Over the years, the company has made several notable investments and currently operates through four subsidiaries. These include two acquisitions in 2020 – Adwia in Egypt, which is a generic pharmaceutical company, exporting across the Middle East, Eastern Europe and Africa, and Celon Labs in India, which manufactures innovative and cost-efficient oncology and critical care treatments and exports to more than 42 countries globally.

In 2022, Kelix Bio also acquired PHI in Morocco, one of country’s largest producers of generic pharmaceuticals with operations in six countries, and the Chemi Malta facility in Malta from pharmaceutical and fine chemical multinational Italfarmaco, renaming it to Kelix Bio Malta. The facility produces European Union (EU)-approved oncology injectables at a US Food and Drug Administration and European Medicines Agency-approved manufacturing site.

The company’s experienced management and synergistic technology transfers are given as the reasons for the rapid growth of its pan-African and Middle Eastern business, with the platform’s revenues exceeding $150m (€138m) and the critical medicines it produces made available in more than 50 countries across Africa, Latin America, Southeast Asia and the Middle East.

Speaking to Impact Investor, Sofiane Lahmar, partner at DPI, said: “Through its buy-and-build strategy, DPI and its partners brought together complementary businesses, ultimately making the platform more than the sum of its parts.”

Sofiane Lahmar, DPI

“In particular, combining Kelix Bio’s Indian hub with businesses across Egypt, Morocco, and Malta, enabled significant technology transfer, allowing the platform at large to produce more complex drugs – for example, oncological treatments and critical care medicine.”

Lahmar said the platform’s multi-country footprint also had the benefit of opening new export markets, and enabled the business to source raw materials at more competitive prices.

“As a result, Kelix Bio saw circa 20% revenue CAGR over the 2019-2023 period,” he said.

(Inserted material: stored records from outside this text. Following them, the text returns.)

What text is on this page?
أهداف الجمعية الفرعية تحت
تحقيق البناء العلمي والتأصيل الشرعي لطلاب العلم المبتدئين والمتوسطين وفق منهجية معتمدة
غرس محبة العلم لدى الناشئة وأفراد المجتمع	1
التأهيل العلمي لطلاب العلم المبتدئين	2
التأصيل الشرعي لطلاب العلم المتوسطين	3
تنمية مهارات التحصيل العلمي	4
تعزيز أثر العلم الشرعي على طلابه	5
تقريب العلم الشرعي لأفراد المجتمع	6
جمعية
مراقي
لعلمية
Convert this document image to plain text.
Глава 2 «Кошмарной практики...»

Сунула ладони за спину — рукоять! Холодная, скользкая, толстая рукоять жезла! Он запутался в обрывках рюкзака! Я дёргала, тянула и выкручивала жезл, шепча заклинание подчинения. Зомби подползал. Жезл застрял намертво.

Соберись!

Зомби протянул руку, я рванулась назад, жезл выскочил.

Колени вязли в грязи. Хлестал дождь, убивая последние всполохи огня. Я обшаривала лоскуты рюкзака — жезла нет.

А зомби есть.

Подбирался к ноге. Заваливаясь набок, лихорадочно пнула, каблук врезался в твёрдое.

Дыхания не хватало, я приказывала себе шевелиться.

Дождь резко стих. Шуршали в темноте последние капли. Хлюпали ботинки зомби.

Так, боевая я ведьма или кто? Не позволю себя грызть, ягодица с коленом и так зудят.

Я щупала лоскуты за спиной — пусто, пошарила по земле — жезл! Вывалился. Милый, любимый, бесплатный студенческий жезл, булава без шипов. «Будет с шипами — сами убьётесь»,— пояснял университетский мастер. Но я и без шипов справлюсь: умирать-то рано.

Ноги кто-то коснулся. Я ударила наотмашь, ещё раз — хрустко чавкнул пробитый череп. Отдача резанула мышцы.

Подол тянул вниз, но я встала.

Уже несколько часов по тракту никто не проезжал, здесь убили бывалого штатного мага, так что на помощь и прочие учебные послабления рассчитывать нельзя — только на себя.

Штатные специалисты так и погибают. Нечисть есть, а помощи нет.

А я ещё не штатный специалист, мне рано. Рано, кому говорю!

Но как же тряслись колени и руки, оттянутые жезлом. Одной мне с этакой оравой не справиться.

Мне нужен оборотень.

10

SDG 3: Good Health and Well-being

The company claims it has had a significant impact on UN SDG 3, with its customers able to access drugs at a materially lower cost than from competitors.

This, it says, has been particularly important for Africa, where the pharmaceutical sector has historically been significantly underserved, and where it has facilitated improved access to critical specialty generic drugs. This includes 105 oncological products, 64 anti-infectives and 94 treatments for central nervous system and cardiovascular conditions in 20 countries on the continent.

Lahmar said the challenge for healthcare providers in Africa was great and that access to affordable specialty generic medicines would be key to improving public health in many parts of the continent.

“As Africa’s economies become increasingly developed and urbanised, the structure of demand for medicines is evolving. Increasingly we are seeing less prevalence of infectious disease and a greater prevalence of noncommunicable diseases that are more complex, difficult to treat, and require more advanced treatments. This evolving demand was a strong secular driver of growth for Kelix,” he said.